En-ches-sa Chief of the Sixes
I want you to write my words and send them to the President. I don’t want to offend you, but I want to talk straight to you. It may be the last chance that I will ever have. If the President was here, I would talk to him as I do to you. I am an old man and not ashamed to talk. Mr. Geary promised to write to the President, but that is the last I heard about it. I don’t want to be an Indian any longer. We were told that we would soon be like white men, ff we come to the Reservation. My people have lost all confidence in the white men, but I have not. I want you to give us all the help you can, I fear when I die my people will scatter like birds. I have no confidence in Mr. Biddle. I want another agent, that will give us what you send here for us, and not sell it, and starve us. I know that you sent the ship here with flour and clothes for the Indians. I know that some of my people have died from hunger and cold. Do you think one blanket is enough for four or five Indians, and that one shirt or pantaloons will last all year. If you want us to live like white men you must help us, as we want all the help we can get. We want carts to haul our potatoes and wood in. Our women pack everything now.

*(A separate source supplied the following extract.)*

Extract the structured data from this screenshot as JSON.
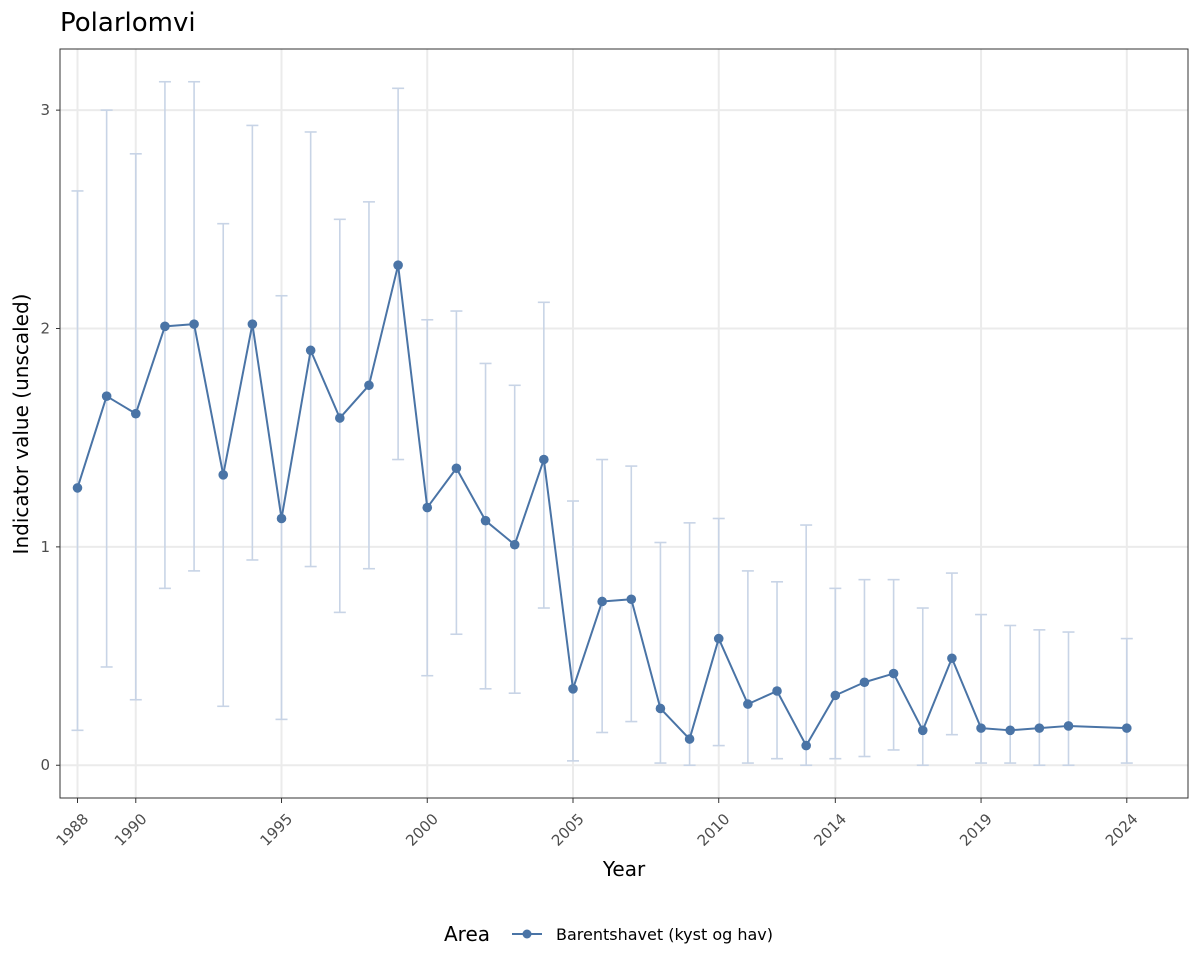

Is that the way white people do? I want a gun. If I had a gun I could kill some elk. I want my people to be permitted to go outside to work for clothes. I want something done with the whites. I have never received any good from them. My people want camp kettles, and other things to cook in, We want to live like white people, and we look to you for help. I hope that you will let me have a gun. I hope Mr. Magensen (this is the Farmer) will not leave us. We could not live without him. This is my mind. I am done.
Joe Lane, Chief Too too te nays
I have not much to say. I agree with all that has been said. I will ask you for some things to cook with camp kettles and frying pans. I fear that we will suffer next winter, because there is no grain growing on the farms. None sowed last fall and but little oats this spring. I want permission to go out with some of my people, and work for clothes. I am done.
I don’t know how it is that I am not payed for making fence around the Agents house. I think I sh0uld be payed for work that I have no use for. I knew some of my people killed them. (Indian doctors who work by charm) I killed a Doctor, and sorry for it now. And will not kill any more.
Note- Other speeches were made and noted down but very similar in sentiment and feeling. I have not deemed it necessary to transmit them.